Volunteering: A peek behind the hospital curtains

November 10, 2015 3:19 pm

The three year old girl with feathery blond hair sits delicately in her pyjamas as she fiddles with her new bracelet, smiling at the sparkly butterfly beads. She shows me her teddies and I go through them one by one, asking their names and telling her about my own childhood toys. I find her some colouring, Frozen themed of course, which goes down very well (I spied the myriad of Frozen posters on the wall). Later on she reaches out and requests that I pass her the sparkly star wand on her bedside table, her tiny hands reaching urgently. When she laughs her hazel eyes light up, and for one fleeting moment, the hospital bed disappears. As do the tubes, the wires, and the plate of congealing food. For a few seconds it’s all gone, and all that remains is a little girl laughing.

In the blink of an eye it all comes rushing back as a nurse bustles in to tend to the patients. I’m not a family member, or a friend, or even a member of staff. I’m a volunteer with a name badge covered in stickers and an oversized t shirt marked with glittery paint, fashioning some bright beaded bracelets for whoever wants to join in. Daisy* has been my first patient, and watching her reaction when she puts it on is what makes me come back every week. She proudly sticks her wrist in the air, waving the bracelet at her hospital companion opposite, a Cheshire cat grin plastered across her face.

When we first entered the ward, Daisy was slumped in bed, apathetic and drained. The change we can make never ceases to make us proud. Just to give a little further insight into my role, I am one part of an enthusiastic four person team who visit the children’s wards at the local hospital every Monday evening with arts and crafts. Our first stop is this children’s cancer unit, followed by the heart ward, and ending with the general patients.

pen pots

Now back to Daisy. My team and I have to stop activities briefly whilst the nurse runs a couple of tests – temperature is taken, oxygen levels are checked (that white finger clip that gives the “ET phone home” red light effect), and a couple of other bits and bobs. Daisy is extremely cooperative, happily showing me how each implement works, in the same way that she had described her toys earlier on. We smile along enthusiastically, impressed but unsurprised at how ordinary this routine has become for her. My colleague quietly asks Daisy’s mum how she does it all, who calmly replied, “You just get on with it. You just do.”

After waving goodbye to Daisy, we all head down the corridor towards the next room, chatting happily about how well our first visit went and briefly updating each other on our weekends.
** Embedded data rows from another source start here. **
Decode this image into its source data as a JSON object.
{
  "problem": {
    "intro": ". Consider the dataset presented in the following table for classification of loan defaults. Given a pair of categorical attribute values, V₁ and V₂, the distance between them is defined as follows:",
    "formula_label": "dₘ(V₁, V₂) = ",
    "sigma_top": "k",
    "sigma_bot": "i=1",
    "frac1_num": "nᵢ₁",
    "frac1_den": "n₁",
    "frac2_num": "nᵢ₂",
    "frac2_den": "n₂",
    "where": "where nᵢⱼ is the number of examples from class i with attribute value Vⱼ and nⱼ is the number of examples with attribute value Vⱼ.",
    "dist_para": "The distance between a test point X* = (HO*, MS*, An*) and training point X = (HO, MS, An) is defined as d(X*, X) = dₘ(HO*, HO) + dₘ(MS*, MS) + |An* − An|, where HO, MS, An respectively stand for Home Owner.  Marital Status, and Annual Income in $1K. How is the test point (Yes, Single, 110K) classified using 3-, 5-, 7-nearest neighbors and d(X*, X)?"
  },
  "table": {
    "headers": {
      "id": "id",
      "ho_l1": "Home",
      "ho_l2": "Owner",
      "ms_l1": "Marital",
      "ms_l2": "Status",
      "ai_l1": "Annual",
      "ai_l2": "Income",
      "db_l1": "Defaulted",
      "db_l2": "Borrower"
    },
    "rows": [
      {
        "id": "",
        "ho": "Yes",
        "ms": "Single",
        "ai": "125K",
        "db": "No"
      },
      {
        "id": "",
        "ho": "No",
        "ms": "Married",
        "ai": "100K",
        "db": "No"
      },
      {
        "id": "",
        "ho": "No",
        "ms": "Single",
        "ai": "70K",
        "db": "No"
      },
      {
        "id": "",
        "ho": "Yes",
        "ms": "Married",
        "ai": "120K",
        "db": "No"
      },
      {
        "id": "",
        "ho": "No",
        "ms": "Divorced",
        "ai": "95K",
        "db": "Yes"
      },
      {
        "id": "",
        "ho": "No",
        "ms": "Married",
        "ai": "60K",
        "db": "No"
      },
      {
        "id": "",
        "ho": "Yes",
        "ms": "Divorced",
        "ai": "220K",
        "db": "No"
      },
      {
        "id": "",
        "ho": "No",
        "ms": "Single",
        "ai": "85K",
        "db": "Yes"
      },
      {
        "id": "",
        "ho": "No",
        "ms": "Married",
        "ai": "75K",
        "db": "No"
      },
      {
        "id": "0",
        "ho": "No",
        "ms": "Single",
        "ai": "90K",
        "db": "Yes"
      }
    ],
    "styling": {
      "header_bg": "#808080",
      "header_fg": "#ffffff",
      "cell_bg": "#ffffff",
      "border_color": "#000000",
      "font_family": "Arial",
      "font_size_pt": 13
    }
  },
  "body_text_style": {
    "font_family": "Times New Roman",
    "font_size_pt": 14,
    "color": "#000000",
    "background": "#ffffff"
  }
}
Nonetheless, as is the way with this occupation, you must take the rough with the smooth. We turn the corner and recognise a patient’s mother walking towards us. She is grey with exhaustion, her arms wrapped around herself in a dressing gown thrown on over her jeans. She manages to give us a small smile of recognition – the previous Monday we spent a great deal of quality time with her toddler Tom* in the play room. We were making spinning tops that week and Tom was overjoyed, laughing every time we spun one for him. His enthusiasm and happiness made us laugh along, and he was simply a little ray of sunshine.

Tom’s mother goes on to inform us that Tom has been taken into intensive care; he has a bloated stomach, some kind of infection and a very high temperature. We listen quietly and sympathise as best we can. This is sadly the heart breaking reality of the hospital, and is also why I sit in the car on the way home each time and realise that my day at the office wasn’t that bad after all.

hospital corridor

As I leave the hospital I am extremely aware that I am walking away from a weekly visit that is some parent’s reality, day after day, week after week. I am proud of what I do, and appreciate that it helps not only the patients but others too – as we provide these arts and crafts it gives their parents a chance to take a few minutes out, and often distracts the visiting siblings as well.

I have learnt that these children are fearless and brave in these unimaginably difficult situations. They sit in their beds surrounded by their sticker charts and ‘get well soon’ cards and I drive away back to normality. They are still there, waiting for doctors’ appointments, scans, checks, tests – relentlessly soldiering on through the medical battlefield. Even if I manage to distract just one child for a few minutes, it’s a job well done.

I leave with a sense of achievement, and a refreshed perspective of what really, genuinely, makes a bad day. Having a lot of emails to answer in the office isn’t a bad day, neither is a rip in your tights or the fact that it’s raining outside. Perspective is something which comes from seeing someone struggling and yet still smiling. It’s the best way to be.